Here I am splinting an injured skiers fractured and heavily wounded leg. Since I neither have a beard, nor am I blonde, you can guess who I am in the photo.

I learned how to do the appropriate scene and patient assessments, how to record this information and relay it to a rescue team (e.g. medical/helicopter dispatch); different techniques to treat injuries in the field, different evacuation options. And, most importantly, how to put all this together to maximize the likelihood that the patient has his/her best possible outcome.

I did realize, however, how important being able to lift and carry a person/people is.
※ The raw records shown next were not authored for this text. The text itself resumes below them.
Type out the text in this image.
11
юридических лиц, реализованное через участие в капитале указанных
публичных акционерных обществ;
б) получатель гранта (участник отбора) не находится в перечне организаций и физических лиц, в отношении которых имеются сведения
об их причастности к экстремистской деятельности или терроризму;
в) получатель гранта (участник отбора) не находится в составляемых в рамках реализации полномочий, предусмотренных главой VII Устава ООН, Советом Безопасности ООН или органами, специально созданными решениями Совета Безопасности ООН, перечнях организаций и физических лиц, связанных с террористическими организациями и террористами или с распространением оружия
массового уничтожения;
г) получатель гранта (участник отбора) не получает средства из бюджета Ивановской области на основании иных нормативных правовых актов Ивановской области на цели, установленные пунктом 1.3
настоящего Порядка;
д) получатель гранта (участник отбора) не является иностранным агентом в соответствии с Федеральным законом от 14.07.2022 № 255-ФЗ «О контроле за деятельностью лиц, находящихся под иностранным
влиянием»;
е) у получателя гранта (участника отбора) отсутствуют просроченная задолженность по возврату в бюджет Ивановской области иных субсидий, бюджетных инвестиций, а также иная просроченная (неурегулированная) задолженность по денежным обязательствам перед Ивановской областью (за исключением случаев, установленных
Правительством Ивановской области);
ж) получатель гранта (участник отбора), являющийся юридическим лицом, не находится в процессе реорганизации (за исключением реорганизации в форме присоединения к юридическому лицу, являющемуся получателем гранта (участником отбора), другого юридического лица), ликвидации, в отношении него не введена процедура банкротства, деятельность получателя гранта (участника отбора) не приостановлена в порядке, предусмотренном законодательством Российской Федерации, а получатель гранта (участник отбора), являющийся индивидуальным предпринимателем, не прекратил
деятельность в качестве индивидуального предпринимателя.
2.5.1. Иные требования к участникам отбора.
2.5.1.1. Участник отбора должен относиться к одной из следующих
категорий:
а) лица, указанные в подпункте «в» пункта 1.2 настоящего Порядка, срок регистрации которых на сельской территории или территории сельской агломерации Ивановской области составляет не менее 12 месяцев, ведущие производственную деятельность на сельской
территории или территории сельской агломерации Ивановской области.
I felt bad that I was limited here. I could manage carrying a litter with other people, but I still could pull my “full” weight. Obviously, I have a pretty good explanation for this, but I still felt bad.

My buddy is 6’4″ and around 210 lbs; so he is a total clydesdale and was able to be the workhorse in a lot of these practice scenarios.

Practicing a carry-out.

Practicing a carry-out.

Later, in the car ride back, Dave asked me, so, do you think you could carry me out in a rescue situation. I said, hell no and that he was fucked. While there is some truth there, perhaps, I am aware that having the skills to perform basic life support and treat illnesses and injuries in remote settings is a very useful skill for myself and my partners. And it feels pretty good to be WFR certified.